Sono ben 15 le nazioni dove Apple ha creato un listino il più possibile reale per quel mercato, chi ha residenza in uno di questi paesi è titolato ad acquistare musica nel jukebox relativo. In redazione sono giunte anche alcune segnalazioni che ci informano sulla possibilità  di fare acquisti incrociati tra residenti di paesi diversi tramite Gift Certificate donati a stranieri senza carta di credito e ritenuti validi dal sistema di Apple.

Tra tante interessanti ed efficienti opzioni, purtroppo, si segnala ancora però qualche lacuna che penalizza qualche paese a scapito degli altri in cui il negozio di Apple è attivo. La più spiacevole e penalizzante è l’assenza dell’offerta che prevede una canzone gratis la settimana.

Da tempo questa opportunità  è attiva su iTunes Music Store americano dove, cliccando la casella “Free Download – Single of the Week” (aggiornato ogni martedì con un brano nuovo) si può scaricare senza alcuna spesa una canzone. Qualche volta si è trattato di una hit, anche se più spesso si ha diritto a scaricare una canzone di debuttanti che necessitano di promozione.

Recentemente questa opportunità  è stata estesa anche al mercato della Gran Bretagna e a quello francese mentre l’Italia continua a restare esclusa.

Tra le ipotesi sembra poco probabile quella che fa riferimento al fatto che, come accaduto per una capitolo del libro di Crichton o per la musica della sonda Cassini non sia possibile reperire chi voglia offrire opere coperte da copyright a titolo promozionalale per spingere sul mercato un autore o un’opera poco conosciuta.
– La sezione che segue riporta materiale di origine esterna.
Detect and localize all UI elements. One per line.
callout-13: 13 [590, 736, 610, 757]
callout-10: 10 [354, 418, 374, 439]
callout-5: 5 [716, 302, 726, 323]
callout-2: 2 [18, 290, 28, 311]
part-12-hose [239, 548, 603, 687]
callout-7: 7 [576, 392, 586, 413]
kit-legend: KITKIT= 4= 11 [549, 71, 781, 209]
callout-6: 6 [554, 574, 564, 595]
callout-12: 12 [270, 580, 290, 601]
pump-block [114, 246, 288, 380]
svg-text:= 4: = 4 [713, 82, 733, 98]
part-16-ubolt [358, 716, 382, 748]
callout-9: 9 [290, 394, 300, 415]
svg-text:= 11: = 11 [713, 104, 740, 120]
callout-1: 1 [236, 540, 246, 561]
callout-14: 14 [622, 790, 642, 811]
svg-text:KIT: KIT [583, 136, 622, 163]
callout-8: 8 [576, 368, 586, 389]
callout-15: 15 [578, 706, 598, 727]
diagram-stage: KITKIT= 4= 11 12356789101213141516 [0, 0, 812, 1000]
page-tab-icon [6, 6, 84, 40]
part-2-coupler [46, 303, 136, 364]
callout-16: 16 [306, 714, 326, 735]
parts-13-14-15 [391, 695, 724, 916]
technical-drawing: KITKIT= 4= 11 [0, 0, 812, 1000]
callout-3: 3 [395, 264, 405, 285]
Più probabile che Apple possa essere alle prese con qualcuno dei molti lacci e lacciuoli che segnano il mercato dei diritti musicali in Italia. Ad esempio Apple potrebbe essere di fronte alla necessità  di versare alla SIAE il costo di concessione dei diritti per il “bollino” (anche se qui virtuale) SIAE anche se l’autore e la sua casa editrice non riscuotessero alcunchè dalla cessione del brano. L’ipotesi non è del tutto peregrina se si pensa che anche chi regala CD audio, DVD o CD-ROM è obbligato ad versare un diritto d’autore che viene incamerato dalla società  preposta.

In pratica, insomma, Apple regalando un brano in realtà  ci rimetterebbe del denaro perchè se anche non versasse all’autore i diritti dovrebbe comunque pagare la concessione alla SIAE o ricaricarne i costi sui clienti e a quel punto il brano non sarebbe più gratuito.